Now that we have created a user, let us restart the web server (cld corpus.cld -w) and log in using user name 'leo' and the password you chose.

When you do so, you get a new page, and it should indicate, in the upper right corner, that 'leo' is logged in. But it says the corpus is not readable. When a corpus is created, no permissions are automatically granted.

Stop the web server again, and make leo be an owner of the corpus:

$ cld corpus.cld perm / add leo owners

The slash indicates the root directory; leo is being added to the list of owners. Permissions are inherited, so leo will be owner of any additional subdirectories that we create, unless we explicitly remove leo from the owners list of some subdirectory.

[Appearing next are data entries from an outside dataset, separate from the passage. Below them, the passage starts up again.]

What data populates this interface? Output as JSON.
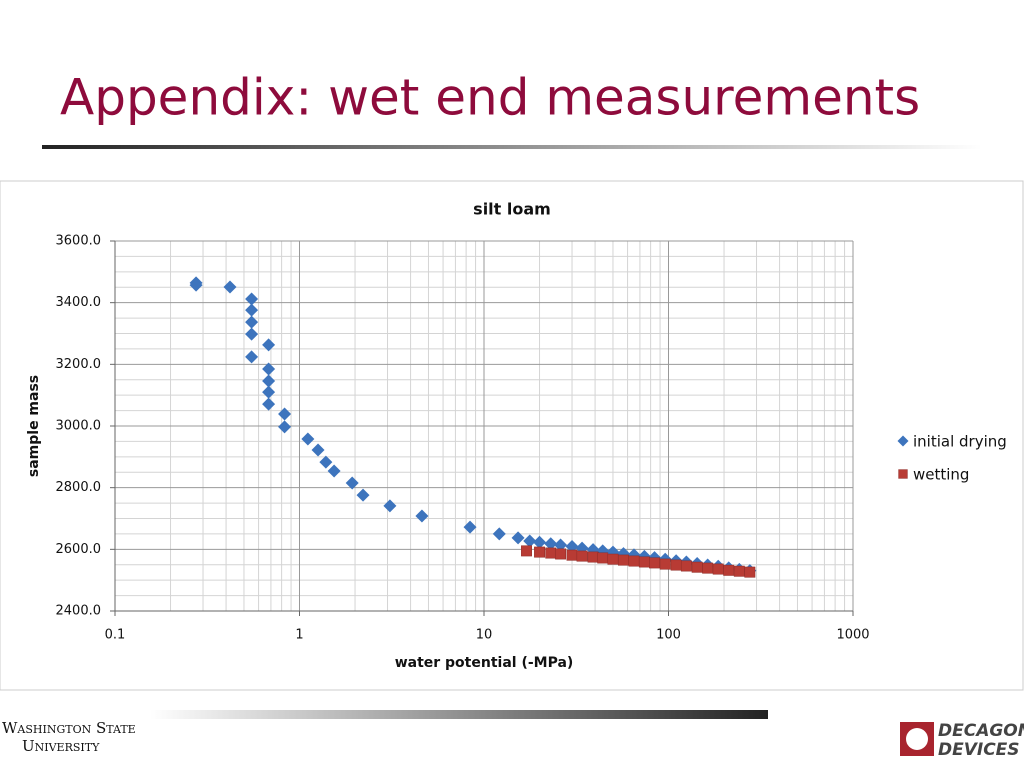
{
  "slide": {
    "title": "Appendix: wet end measurements",
    "footer_left": [
      "Washington State",
      "University"
    ],
    "footer_right": [
      "DECAGON",
      "DEVICES"
    ]
  },
  "chart_data": {
    "type": "scatter",
    "title": "silt loam",
    "x_label": "water potential (-MPa)",
    "y_label": "sample mass",
    "x_log": true,
    "grid": true,
    "minor_grid": true,
    "legend": "right",
    "xlim": [
      0.1,
      1000
    ],
    "xticks": [
      0.1,
      1,
      10,
      100,
      1000
    ],
    "ylim": [
      2400,
      3600
    ],
    "yticks": [
      {
        "value": 2400,
        "label": "2400.0"
      },
      {
        "value": 2600,
        "label": "2600.0"
      },
      {
        "value": 2800,
        "label": "2800.0"
      },
      {
        "value": 3000,
        "label": "3000.0"
      },
      {
        "value": 3200,
        "label": "3200.0"
      },
      {
        "value": 3400,
        "label": "3400.0"
      },
      {
        "value": 3600,
        "label": "3600.0"
      }
    ],
    "series": [
      {
        "name": "initial drying",
        "color": "#3d74bd",
        "marker": "diamond",
        "x": [
          0.275,
          0.275,
          0.42,
          0.55,
          0.55,
          0.55,
          0.55,
          0.55,
          0.68,
          0.68,
          0.68,
          0.68,
          0.68,
          0.83,
          0.83,
          1.11,
          1.26,
          1.39,
          1.54,
          1.93,
          2.21,
          3.09,
          4.61,
          8.4,
          12.1,
          15.3,
          17.7,
          20,
          23,
          26,
          30,
          34,
          39,
          44,
          50,
          57,
          65,
          74,
          84,
          96,
          110,
          125,
          143,
          163,
          186,
          212,
          242,
          276
        ],
        "values": [
          3464,
          3457,
          3451,
          3412,
          3376,
          3337,
          3298,
          3224,
          3263,
          3185,
          3146,
          3110,
          3071,
          3039,
          2997,
          2958,
          2922,
          2883,
          2854,
          2815,
          2776,
          2741,
          2708,
          2672,
          2650,
          2637,
          2627,
          2623,
          2618,
          2614,
          2609,
          2604,
          2599,
          2595,
          2591,
          2586,
          2582,
          2577,
          2573,
          2568,
          2563,
          2559,
          2554,
          2549,
          2545,
          2540,
          2535,
          2531
        ]
      },
      {
        "name": "wetting",
        "color": "#b83b34",
        "marker": "square",
        "x": [
          17,
          20,
          23,
          26,
          30,
          34,
          39,
          44,
          50,
          57,
          65,
          74,
          84,
          96,
          110,
          125,
          143,
          163,
          186,
          212,
          242,
          276
        ],
        "values": [
          2595,
          2591,
          2588,
          2585,
          2581,
          2578,
          2575,
          2572,
          2568,
          2565,
          2562,
          2559,
          2556,
          2552,
          2549,
          2546,
          2542,
          2539,
          2536,
          2532,
          2529,
          2526
        ]
      }
    ]
  }
}
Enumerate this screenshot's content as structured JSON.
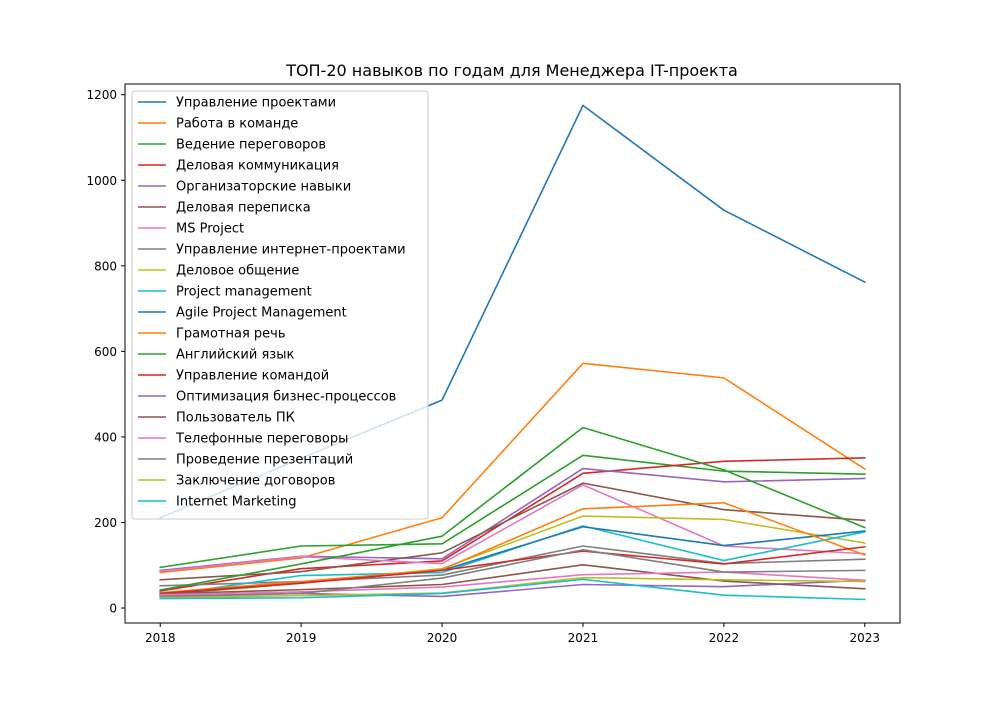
{
  "chart_data": {
    "type": "line",
    "title": "ТОП-20 навыков по годам для Менеджера IT-проекта",
    "xlabel": "",
    "ylabel": "",
    "x": [
      "2018",
      "2019",
      "2020",
      "2021",
      "2022",
      "2023"
    ],
    "xlim": [
      2017.75,
      2023.25
    ],
    "ylim": [
      -35,
      1225
    ],
    "yticks": [
      0,
      200,
      400,
      600,
      800,
      1000,
      1200
    ],
    "grid": false,
    "legend_position": "upper-left",
    "series": [
      {
        "name": "Управление проектами",
        "color": "#1f77b4",
        "values": [
          211,
          350,
          486,
          1175,
          930,
          762
        ]
      },
      {
        "name": "Работа в команде",
        "color": "#ff7f0e",
        "values": [
          83,
          117,
          211,
          572,
          538,
          325
        ]
      },
      {
        "name": "Ведение переговоров",
        "color": "#2ca02c",
        "values": [
          95,
          145,
          150,
          357,
          320,
          313
        ]
      },
      {
        "name": "Деловая коммуникация",
        "color": "#d62728",
        "values": [
          40,
          92,
          110,
          315,
          343,
          351
        ]
      },
      {
        "name": "Организаторские навыки",
        "color": "#9467bd",
        "values": [
          88,
          121,
          115,
          326,
          295,
          303
        ]
      },
      {
        "name": "Деловая переписка",
        "color": "#8c564b",
        "values": [
          66,
          85,
          129,
          292,
          230,
          205
        ]
      },
      {
        "name": "MS Project",
        "color": "#e377c2",
        "values": [
          86,
          120,
          104,
          288,
          145,
          127
        ]
      },
      {
        "name": "Управление интернет-проектами",
        "color": "#7f7f7f",
        "values": [
          52,
          62,
          77,
          145,
          104,
          114
        ]
      },
      {
        "name": "Деловое общение",
        "color": "#bcbd22",
        "values": [
          30,
          58,
          92,
          215,
          207,
          152
        ]
      },
      {
        "name": "Project management",
        "color": "#17becf",
        "values": [
          29,
          76,
          83,
          192,
          111,
          178
        ]
      },
      {
        "name": "Agile Project Management",
        "color": "#1f77b4",
        "values": [
          32,
          59,
          88,
          190,
          146,
          180
        ]
      },
      {
        "name": "Грамотная речь",
        "color": "#ff7f0e",
        "values": [
          36,
          62,
          90,
          232,
          246,
          124
        ]
      },
      {
        "name": "Английский язык",
        "color": "#2ca02c",
        "values": [
          42,
          103,
          168,
          422,
          323,
          188
        ]
      },
      {
        "name": "Управление командой",
        "color": "#d62728",
        "values": [
          34,
          58,
          88,
          133,
          103,
          143
        ]
      },
      {
        "name": "Оптимизация бизнес-процессов",
        "color": "#9467bd",
        "values": [
          28,
          34,
          27,
          55,
          50,
          65
        ]
      },
      {
        "name": "Пользователь ПК",
        "color": "#8c564b",
        "values": [
          33,
          43,
          55,
          101,
          63,
          45
        ]
      },
      {
        "name": "Телефонные переговоры",
        "color": "#e377c2",
        "values": [
          31,
          38,
          49,
          78,
          84,
          65
        ]
      },
      {
        "name": "Проведение презентаций",
        "color": "#7f7f7f",
        "values": [
          26,
          34,
          70,
          136,
          84,
          88
        ]
      },
      {
        "name": "Заключение договоров",
        "color": "#bcbd22",
        "values": [
          24,
          29,
          35,
          71,
          66,
          62
        ]
      },
      {
        "name": "Internet Marketing",
        "color": "#17becf",
        "values": [
          22,
          24,
          34,
          67,
          30,
          20
        ]
      }
    ]
  }
}
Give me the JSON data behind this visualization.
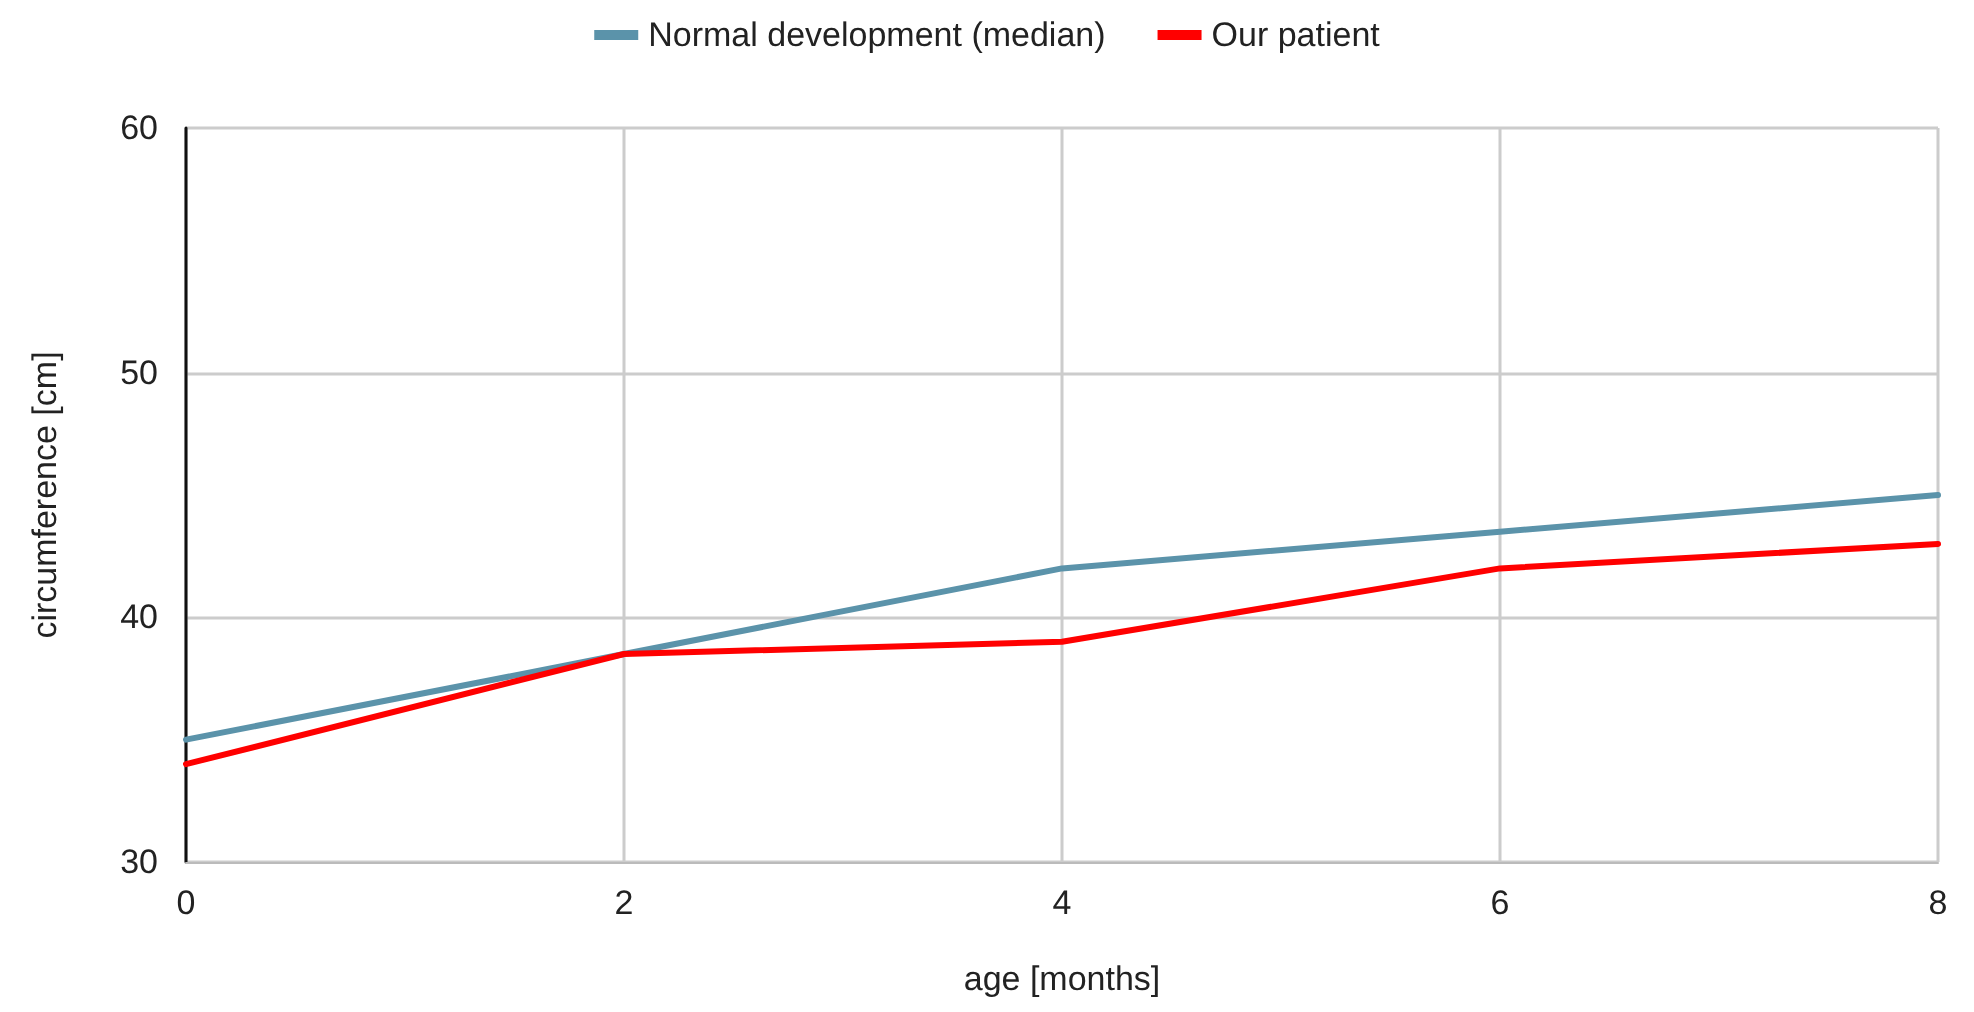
{
  "chart_data": {
    "type": "line",
    "xlabel": "age [months]",
    "ylabel": "circumference [cm]",
    "x": [
      0,
      2,
      4,
      6,
      8
    ],
    "series": [
      {
        "name": "Normal development (median)",
        "color": "#5b93aa",
        "values": [
          35,
          38.5,
          42,
          43.5,
          45
        ]
      },
      {
        "name": "Our patient",
        "color": "#ff0000",
        "values": [
          34,
          38.5,
          39,
          42,
          43
        ]
      }
    ],
    "xlim": [
      0,
      8
    ],
    "xticks": [
      0,
      2,
      4,
      6,
      8
    ],
    "ylim": [
      30,
      60
    ],
    "yticks": [
      30,
      40,
      50,
      60
    ],
    "grid": true,
    "legend": "top",
    "marker": "none",
    "line_style": "solid"
  }
}
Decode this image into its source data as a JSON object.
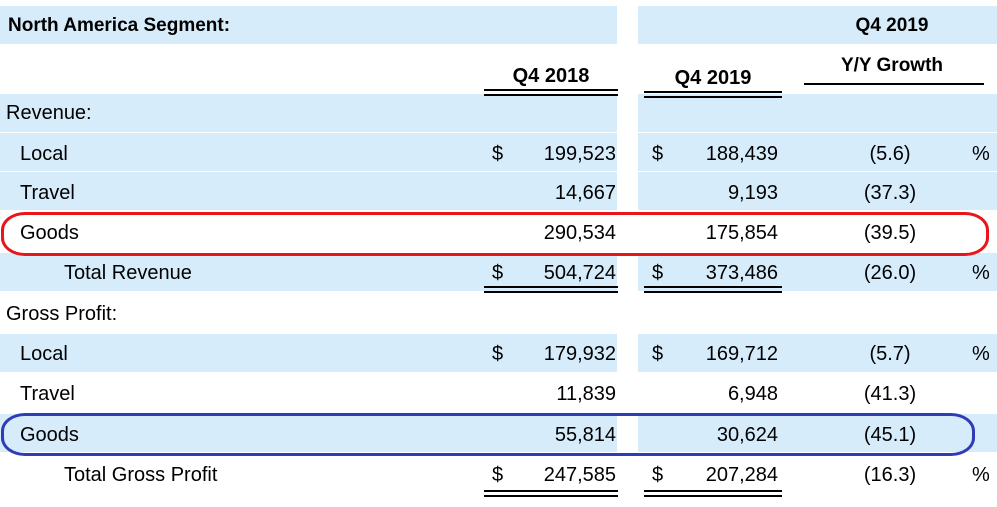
{
  "title": "North America Segment:",
  "headers": {
    "q4_2019_top": "Q4 2019",
    "yy_growth": "Y/Y Growth",
    "q4_2018": "Q4 2018",
    "q4_2019": "Q4 2019"
  },
  "sections": {
    "revenue": "Revenue:",
    "gross_profit": "Gross Profit:"
  },
  "rows": [
    {
      "label": "Local",
      "cur18": "$",
      "v18": "199,523",
      "cur19": "$",
      "v19": "188,439",
      "growth": "(5.6)",
      "pct": "%"
    },
    {
      "label": "Travel",
      "cur18": "",
      "v18": "14,667",
      "cur19": "",
      "v19": "9,193",
      "growth": "(37.3)",
      "pct": ""
    },
    {
      "label": "Goods",
      "cur18": "",
      "v18": "290,534",
      "cur19": "",
      "v19": "175,854",
      "growth": "(39.5)",
      "pct": ""
    },
    {
      "label": "Total Revenue",
      "cur18": "$",
      "v18": "504,724",
      "cur19": "$",
      "v19": "373,486",
      "growth": "(26.0)",
      "pct": "%"
    },
    {
      "label": "Local",
      "cur18": "$",
      "v18": "179,932",
      "cur19": "$",
      "v19": "169,712",
      "growth": "(5.7)",
      "pct": "%"
    },
    {
      "label": "Travel",
      "cur18": "",
      "v18": "11,839",
      "cur19": "",
      "v19": "6,948",
      "growth": "(41.3)",
      "pct": ""
    },
    {
      "label": "Goods",
      "cur18": "",
      "v18": "55,814",
      "cur19": "",
      "v19": "30,624",
      "growth": "(45.1)",
      "pct": ""
    },
    {
      "label": "Total Gross Profit",
      "cur18": "$",
      "v18": "247,585",
      "cur19": "$",
      "v19": "207,284",
      "growth": "(16.3)",
      "pct": "%"
    }
  ],
  "highlights": {
    "revenue_goods": "#e8151b",
    "gross_profit_goods": "#2e3db5"
  },
  "colors": {
    "band": "#d6ecfb"
  }
}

Now restart the web server. Unless you clear your browser history, or wait long enough for the session to time out, leo will still be logged in, and you will now get a list of corpus contents.

Creating a CGI script

One can create a CGI test script that just displays environment variables. The contents of the script:

#!/Users/abney/anaconda3/bin/python

import site
site.addsitedir('/Users/abney/git/seal/python')

from seal.app.toplevel import test_app, Manager
Manager(app=test_app).cgi()

To run CLD, the CGI script should look something like the following. (The pathnames may need to be different in your environment.)

#!/usr/local/bin/python

import site
site.addsitedir('/usr/local/seal/python')

from seal.cld.toplevel import CLDManager
mgr = CLDManager('/usr/local/cld/corpus.cld',
                 auth_dir='/usr/local/cld/auth',
                 log_file='/usr/local/cld/log',
                 logging='all')
mgr.cgi()

For debugging, examine the log file. Its pathname is given in the CGI script.

Configuration

Configuration file

The configuration file may be stored in a file, or it may be provided on the command line, or as created as a dict in Python. It is passed to the App constructor.

A complete list of configuration variables is provided in the section Configuration keys. One may also wish to refer to the list of Logging conditions.

Password and session files

To enable password protection, one requires a password file and sessions file. These are plain-text files named users.txt and sessions.txt in the server_dir. They should be readable by httpd, but not world-readable. They should absolutely not be under htdocs.

The password file contains one line for each user. The fields are the user name, the salt, and the password hash value. The sessions file also contains one line for each user; its fields are user name, token, expiration, and client address.

The auth script can be used to manage them. Here are examples of the commands:

$ auth ls
$ auth set user
$ auth check user
$ auth delete user

All of the commands print out the locations of the password file and the sessions file.